The present paper contributes to the literature by operationalizing the local HDI as a predictor of student success. This is the first study that has tested the local HDI in the context of academic performance. Additionally, the methods introduced in the paper can be applied to other countries as the computation of the local HDI is less data demanding than alternative approaches to educational success. Our study is not only academically interesting but provides also important cornerstones for policy lessons. In particular, the following set of implications may be mentioned:
Unlike several key variables that are not immediately available for educational attainment research, the local HDI is a composite index of indicators that are almost universally available to the research community. This means that the index can employ standardised and accessible information, while not only enriching local case studies. Therefore, it is useful for informing policy makers, while it also allows conducting cross-country comparative studies.

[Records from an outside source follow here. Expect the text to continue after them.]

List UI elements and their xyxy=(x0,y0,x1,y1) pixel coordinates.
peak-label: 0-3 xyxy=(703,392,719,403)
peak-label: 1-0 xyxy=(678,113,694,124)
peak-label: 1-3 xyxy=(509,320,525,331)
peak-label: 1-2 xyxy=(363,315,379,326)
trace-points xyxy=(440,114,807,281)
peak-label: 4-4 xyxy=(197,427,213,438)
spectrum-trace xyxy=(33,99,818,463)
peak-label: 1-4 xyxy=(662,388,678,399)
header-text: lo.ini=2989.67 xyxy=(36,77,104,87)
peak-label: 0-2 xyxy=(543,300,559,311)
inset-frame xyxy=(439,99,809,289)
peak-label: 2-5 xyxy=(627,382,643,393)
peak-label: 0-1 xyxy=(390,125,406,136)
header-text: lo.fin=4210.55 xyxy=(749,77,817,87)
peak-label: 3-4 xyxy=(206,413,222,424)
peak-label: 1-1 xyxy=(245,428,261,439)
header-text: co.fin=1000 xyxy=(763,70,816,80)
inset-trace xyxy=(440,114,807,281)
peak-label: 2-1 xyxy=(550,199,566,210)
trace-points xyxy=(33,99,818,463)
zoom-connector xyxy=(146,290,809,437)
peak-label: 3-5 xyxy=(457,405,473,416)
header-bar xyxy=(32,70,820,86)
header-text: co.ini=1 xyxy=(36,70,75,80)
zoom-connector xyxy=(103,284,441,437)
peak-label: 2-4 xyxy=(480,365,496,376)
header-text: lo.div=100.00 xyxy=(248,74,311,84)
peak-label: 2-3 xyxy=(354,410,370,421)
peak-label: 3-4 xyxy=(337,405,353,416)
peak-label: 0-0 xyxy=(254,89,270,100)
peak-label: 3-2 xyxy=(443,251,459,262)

In line with the arguments of [
17] on the importance of measuring variation rather than means, the findings of the present study also suggest that human development indices at the country or regional level may not be sufficient to infer robust conclusions for the state of art and show that within a country even municipality variation in human capital can explain socioeconomic inequalities.
Our results support findings from several previous studies that highlight the significance of local environments for determining students’ life chances. Improving quality of life in neighbourhoods can have far-reaching positive implications for more than one generation. By construction, human development is a function of education. It appears that the local HDI predicts the academic success today but—more importantly—also anticipates the human development in the near future. From a policy perspective, our adjusted HDI therefore has important implications for intergenerational social mobility and for the individual position on the socioeconomic life-time ladder.
We have introduced a new conceptual framework for the analysis of educational performance by the local HDI and made several references to the inequality of opportunity literature. Although our results reveal the explanatory power of the local HDI in explaining the variation in student success, we have not explicitly estimated inequality of opportunities in education. Future studies could especially repeat already-existing measures of inequality of opportunity with local measures of HDI. This would not only provide further testing of the local HDI as a predictor of socioeconomic background of students but also would allow considering the local HDI in a cross-country comparative perspective.